2L’ouvrage est organisé en deux parties. Les cinq premiers chapitres tournent autour de l’analyse des schémas mythiques occidentaux dits « modernes » qui thématisent la rencontre de « l’humanité » avec le « Monde ». En effet, selon les auteurs, la science se trouve aujourd’hui face à l’impossibilité de nier les effets de l’activité humaine sur notre planète (par exemple, le réchauffement climatique). On reconnaît également que les ressources disponibles pour les besoins actuels de l’humanité sont, elles-mêmes, limitées. Ce double constat a donné lieu à la formulation du concept d’« anthropocène », qui combine le temps des humains et le temps géologique. Notre position, selon les auteurs, est donc semblable à celle des personnages du film de Lars von Trier, qui observent le rapprochement de la planète Melancholia, laquelle s’apprête à entrer en collision avec la Terre. Le choc se produit contre – mais aussi par – l’humanité.

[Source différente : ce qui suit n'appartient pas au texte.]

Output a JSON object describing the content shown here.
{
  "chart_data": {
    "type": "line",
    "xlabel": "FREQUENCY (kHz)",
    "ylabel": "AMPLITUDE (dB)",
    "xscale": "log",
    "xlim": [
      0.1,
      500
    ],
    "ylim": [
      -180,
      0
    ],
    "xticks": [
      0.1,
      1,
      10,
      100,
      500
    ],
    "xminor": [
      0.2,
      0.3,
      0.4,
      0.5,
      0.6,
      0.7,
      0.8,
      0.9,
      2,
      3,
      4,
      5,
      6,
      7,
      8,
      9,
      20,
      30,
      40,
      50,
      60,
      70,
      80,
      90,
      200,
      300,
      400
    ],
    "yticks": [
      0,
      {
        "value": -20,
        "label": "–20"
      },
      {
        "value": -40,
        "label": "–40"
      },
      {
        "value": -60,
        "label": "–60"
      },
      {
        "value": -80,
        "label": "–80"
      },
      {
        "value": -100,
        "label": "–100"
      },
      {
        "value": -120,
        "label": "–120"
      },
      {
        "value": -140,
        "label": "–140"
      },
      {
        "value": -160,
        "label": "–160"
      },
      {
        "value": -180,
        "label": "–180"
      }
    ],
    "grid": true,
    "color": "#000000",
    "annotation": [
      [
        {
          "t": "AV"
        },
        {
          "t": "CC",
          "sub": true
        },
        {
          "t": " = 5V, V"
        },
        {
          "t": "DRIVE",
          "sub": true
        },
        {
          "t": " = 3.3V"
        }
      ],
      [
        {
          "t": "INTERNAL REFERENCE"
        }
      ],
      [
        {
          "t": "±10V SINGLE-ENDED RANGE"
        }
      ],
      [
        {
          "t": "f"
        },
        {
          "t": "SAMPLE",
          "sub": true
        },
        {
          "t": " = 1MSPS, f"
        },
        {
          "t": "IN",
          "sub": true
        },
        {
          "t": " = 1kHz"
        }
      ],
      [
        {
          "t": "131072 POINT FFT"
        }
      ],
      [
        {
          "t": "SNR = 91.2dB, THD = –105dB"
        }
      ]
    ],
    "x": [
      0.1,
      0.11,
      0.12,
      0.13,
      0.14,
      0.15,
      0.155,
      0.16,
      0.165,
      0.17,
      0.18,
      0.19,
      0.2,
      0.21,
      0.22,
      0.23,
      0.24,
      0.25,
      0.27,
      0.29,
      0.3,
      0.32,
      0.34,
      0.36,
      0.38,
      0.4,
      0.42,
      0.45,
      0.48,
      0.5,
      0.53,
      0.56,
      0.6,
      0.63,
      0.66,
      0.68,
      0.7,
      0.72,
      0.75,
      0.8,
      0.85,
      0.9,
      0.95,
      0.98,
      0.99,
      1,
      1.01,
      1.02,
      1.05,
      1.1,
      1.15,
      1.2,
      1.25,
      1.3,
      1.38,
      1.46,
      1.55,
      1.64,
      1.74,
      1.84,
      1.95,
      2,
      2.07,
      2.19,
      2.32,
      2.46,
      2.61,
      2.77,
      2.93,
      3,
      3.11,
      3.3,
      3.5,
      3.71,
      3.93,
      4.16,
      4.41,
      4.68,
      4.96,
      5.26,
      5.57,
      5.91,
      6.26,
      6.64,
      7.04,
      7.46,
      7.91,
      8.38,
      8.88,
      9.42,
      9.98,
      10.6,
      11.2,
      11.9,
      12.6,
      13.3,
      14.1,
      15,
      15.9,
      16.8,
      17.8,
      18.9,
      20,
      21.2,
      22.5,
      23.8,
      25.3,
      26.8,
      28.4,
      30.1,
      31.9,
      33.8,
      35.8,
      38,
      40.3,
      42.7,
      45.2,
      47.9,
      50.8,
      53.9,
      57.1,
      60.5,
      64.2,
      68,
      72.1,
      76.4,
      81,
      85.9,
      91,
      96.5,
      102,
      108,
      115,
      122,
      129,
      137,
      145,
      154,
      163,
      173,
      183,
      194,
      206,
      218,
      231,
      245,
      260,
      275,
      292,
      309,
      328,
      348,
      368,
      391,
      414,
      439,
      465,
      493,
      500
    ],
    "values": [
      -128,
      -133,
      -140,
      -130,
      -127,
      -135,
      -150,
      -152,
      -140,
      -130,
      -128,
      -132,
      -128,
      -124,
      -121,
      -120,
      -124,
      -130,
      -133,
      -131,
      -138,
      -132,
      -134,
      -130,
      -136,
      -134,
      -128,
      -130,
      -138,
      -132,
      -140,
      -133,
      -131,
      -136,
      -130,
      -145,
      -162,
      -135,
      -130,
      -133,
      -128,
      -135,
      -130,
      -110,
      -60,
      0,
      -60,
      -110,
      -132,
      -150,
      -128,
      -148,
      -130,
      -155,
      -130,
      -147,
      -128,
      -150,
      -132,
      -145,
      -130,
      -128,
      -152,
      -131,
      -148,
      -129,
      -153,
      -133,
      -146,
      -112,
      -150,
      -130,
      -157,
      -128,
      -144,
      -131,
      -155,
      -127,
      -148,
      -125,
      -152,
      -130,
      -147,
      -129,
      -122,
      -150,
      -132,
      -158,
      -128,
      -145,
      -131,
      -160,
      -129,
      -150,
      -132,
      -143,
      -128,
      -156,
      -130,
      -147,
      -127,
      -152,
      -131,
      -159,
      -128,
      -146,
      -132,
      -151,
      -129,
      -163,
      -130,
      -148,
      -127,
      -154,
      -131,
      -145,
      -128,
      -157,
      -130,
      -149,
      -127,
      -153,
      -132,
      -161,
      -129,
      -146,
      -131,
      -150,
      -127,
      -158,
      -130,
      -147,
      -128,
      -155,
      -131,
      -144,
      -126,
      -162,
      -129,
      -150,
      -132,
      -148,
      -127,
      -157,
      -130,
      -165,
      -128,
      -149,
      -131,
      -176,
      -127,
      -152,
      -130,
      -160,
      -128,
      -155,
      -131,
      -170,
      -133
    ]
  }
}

3En partant de cette thématique, les auteurs analysent des rapports scientifiques ainsi que des films et des romans, pour rendre compte du champ des possibles de l’imagination poétique « moderne » concernant la « fin du monde ». Soit le monde est imaginé sans les humains, soit les humains se retrouvent privés de monde. Dans le premier cas, il s’agit d’activer les images produites par la science d’un monde passé, antérieur au développement des êtres humains, pour les projeter sur l’avenir. Le monde survivra à la mésaventure de l’espèce humaine ! Dans l’autre cas, il est possible de discuter de la destruction matérielle du monde et des dilemmes imposés par ces conditions nouvelles à l’ordre moral. Que reste-t-il de l’humanité quand les ressources, même les plus élémentaires, deviennent de plus en plus rares ? Une troisième option consiste à imaginer un dépassement technologique de la condition humaine, où les humains seraient libérés de leur propre nature. Quelle que soit l’option retenue, nous demeurons toujours, selon les auteurs, dans le même schéma mythique, celui qui se construit autour du binôme monde-humanité, et tient les deux concepts comme étant différents, voire opposés. Quelques rares exceptions, comme le célébré Gabriel Tarde et son Fragment d’histoire future, anticipent l’inversion qui fait l’objet de la deuxième partie de l’ouvrage.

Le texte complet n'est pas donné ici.